Marketers are continually looking for ways to stay top-of-mind with potential buyers by turning to social media and influencers to make more personal and profitable connections with consumers. This was revealed in a newly released Nielsen report across Asia, in conjunction with Rakuten.
The report revealed that marketers plan to increase their social media spending by 53% in the next year, more than any other channel. Social media appears to be marketers’ most bankable channel, as 64% of the global marketers surveyed for this year’s Annual Marketing Report say it’s their most effective paid channel.

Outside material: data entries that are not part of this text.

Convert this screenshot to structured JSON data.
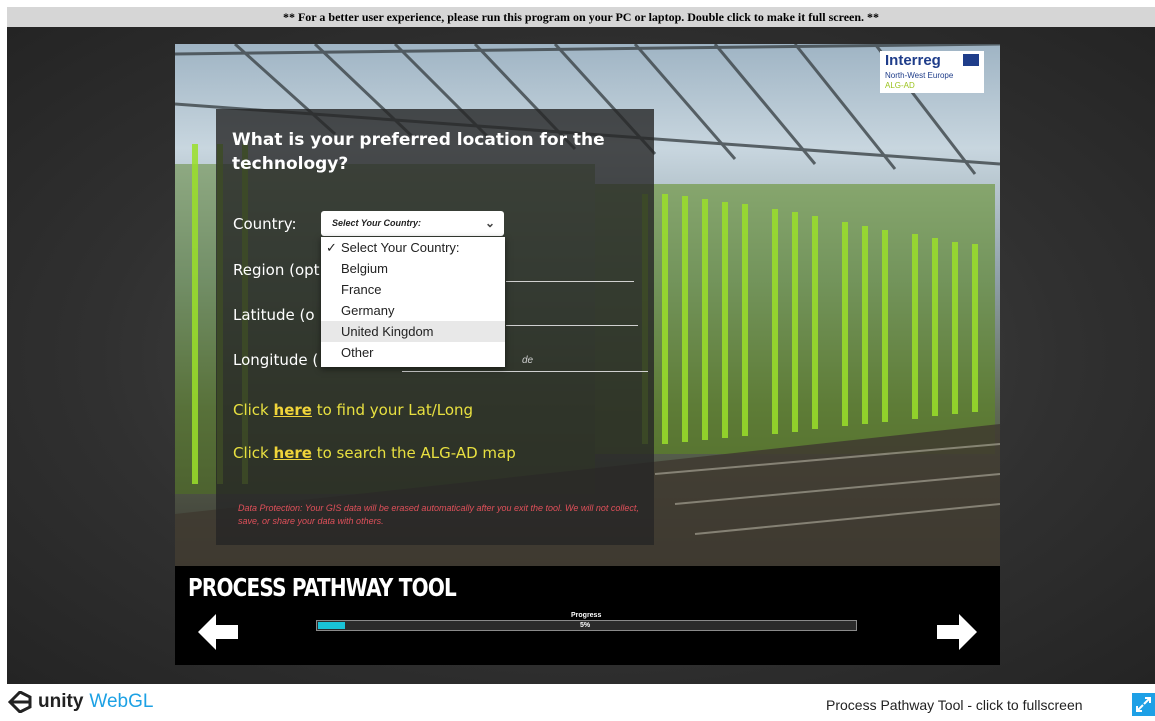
{
  "notice": "** For a better user experience, please run this program on your PC or laptop. Double click to make it full screen. **",
  "logo": {
    "line1": "Interreg",
    "line2": "North-West Europe",
    "line3": "ALG-AD"
  },
  "question": {
    "title": "What is your preferred location for the technology?"
  },
  "form": {
    "country_label": "Country:",
    "region_label": "Region (opt",
    "latitude_label": "Latitude (o",
    "longitude_label": "Longitude (",
    "longitude_hint": "de",
    "country_select_value": "Select Your Country:",
    "country_options": [
      "Select Your Country:",
      "Belgium",
      "France",
      "Germany",
      "United Kingdom",
      "Other"
    ],
    "selected_option": "Select Your Country:",
    "hovered_option": "United Kingdom"
  },
  "links": {
    "latlong_prefix": "Click ",
    "latlong_link": "here",
    "latlong_suffix": " to find your Lat/Long",
    "map_prefix": "Click ",
    "map_link": "here",
    "map_suffix": " to search the ALG-AD map"
  },
  "data_protection": "Data Protection: Your GIS data will be erased automatically after you exit the tool. We will not collect, save, or share your data with others.",
  "footer": {
    "tool_title": "PROCESS PATHWAY TOOL",
    "progress_label": "Progress",
    "progress_percent_text": "5%",
    "progress_fraction": 0.05
  },
  "page_footer": {
    "unity_brand": "unity",
    "webgl": "WebGL",
    "fullscreen_text": "Process Pathway Tool - click to fullscreen"
  },
  "icons": [
    "arrow-left-icon",
    "arrow-right-icon",
    "unity-logo-icon",
    "fullscreen-icon",
    "chevron-down-icon",
    "checkmark-icon",
    "eu-flag-icon"
  ],
  "colors": {
    "accent": "#19c2d6",
    "link_yellow": "#f0d43a",
    "warning_red": "#e0505a",
    "webgl_blue": "#1da1e4"
  }
}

The report also revealed that 80% of social media users in Asia are either more likely or much more likely to buy products recommended by influencers they follow, especially in Indonesia (61%), India (60%), and the Philippines (60%).

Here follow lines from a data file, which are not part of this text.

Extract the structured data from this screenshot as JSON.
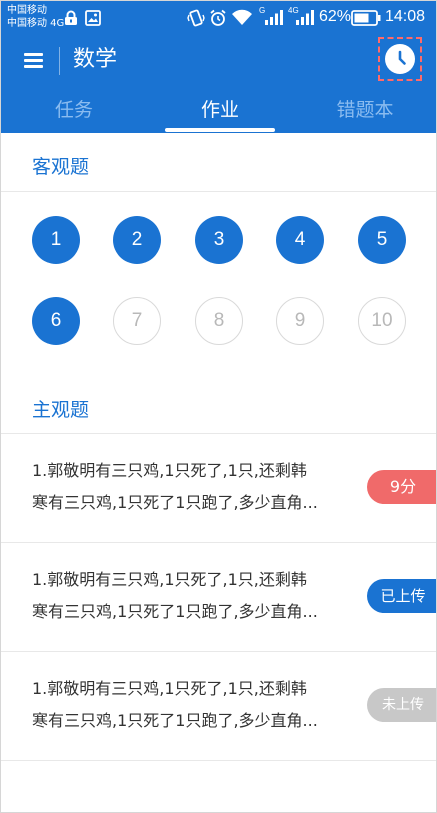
{
  "status_bar": {
    "carrier_line1": "中国移动",
    "carrier_line2": "中国移动 4G",
    "signal1_label": "G",
    "signal2_label": "4G",
    "battery_percent": "62%",
    "time": "14:08",
    "icons": [
      "lock-icon",
      "image-icon",
      "vibrate-icon",
      "alarm-icon",
      "wifi-icon",
      "signal-icon",
      "signal-icon",
      "battery-icon"
    ]
  },
  "app_bar": {
    "title": "数学",
    "menu_icon": "menu-icon",
    "history_icon": "clock-icon"
  },
  "tabs": {
    "items": [
      {
        "label": "任务",
        "active": false
      },
      {
        "label": "作业",
        "active": true
      },
      {
        "label": "错题本",
        "active": false
      }
    ]
  },
  "objective": {
    "title": "客观题",
    "questions": [
      {
        "num": "1",
        "done": true
      },
      {
        "num": "2",
        "done": true
      },
      {
        "num": "3",
        "done": true
      },
      {
        "num": "4",
        "done": true
      },
      {
        "num": "5",
        "done": true
      },
      {
        "num": "6",
        "done": true
      },
      {
        "num": "7",
        "done": false
      },
      {
        "num": "8",
        "done": false
      },
      {
        "num": "9",
        "done": false
      },
      {
        "num": "10",
        "done": false
      }
    ]
  },
  "subjective": {
    "title": "主观题",
    "items": [
      {
        "line1": "1.郭敬明有三只鸡,1只死了,1只,还剩韩",
        "line2": "寒有三只鸡,1只死了1只跑了,多少直角...",
        "badge": "9分",
        "badge_type": "score"
      },
      {
        "line1": "1.郭敬明有三只鸡,1只死了,1只,还剩韩",
        "line2": "寒有三只鸡,1只死了1只跑了,多少直角...",
        "badge": "已上传",
        "badge_type": "uploaded"
      },
      {
        "line1": "1.郭敬明有三只鸡,1只死了,1只,还剩韩",
        "line2": "寒有三只鸡,1只死了1只跑了,多少直角...",
        "badge": "未上传",
        "badge_type": "pending"
      }
    ]
  },
  "colors": {
    "primary": "#1a73d2",
    "tab_inactive": "#8bbcf0",
    "score_badge": "#f06a6a",
    "pending_badge": "#c8c8c8",
    "highlight_dashed": "#ff6a6a"
  }
}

By comparison, this appears least likely to work in Hong Kong and Japan (both 16%), where it could be more of a challenge to adopt a successful influencer marketing campaign. Hence, a more diverse media strategy may be necessary to drive campaign objectives.
Each target audience in each market looks for something different from influencers. In China and Taiwan “likeability” and “inspiration” are key themes, while in India, Thailand, and Vietnam importance is placed on “trustworthiness and authenticity”.
Partnering with the right type of influencers will help brands increase their campaign effectiveness in age-based targeting, and the assumption that influencer marketing is only for Gen Zs and Millennials can be laid to rest.
For instance, a sizable number of followers in the 50+ age bracket in the Philippines, China, India, and South Korea, and such mature followers are just as likely as younger followers to like and share a post.
The report found that at a regional level, mid-lifers engage with social media posts the most through commenting on posts, reposting and sharing, and clicking on links. Adopting an interactive influencer campaign may work better amongst this target audience.
The report also revealed that youths are more interested in gaming influencers and beauty bloggers, while mid-lifers skew toward kid-influencers, politicians, and gamers.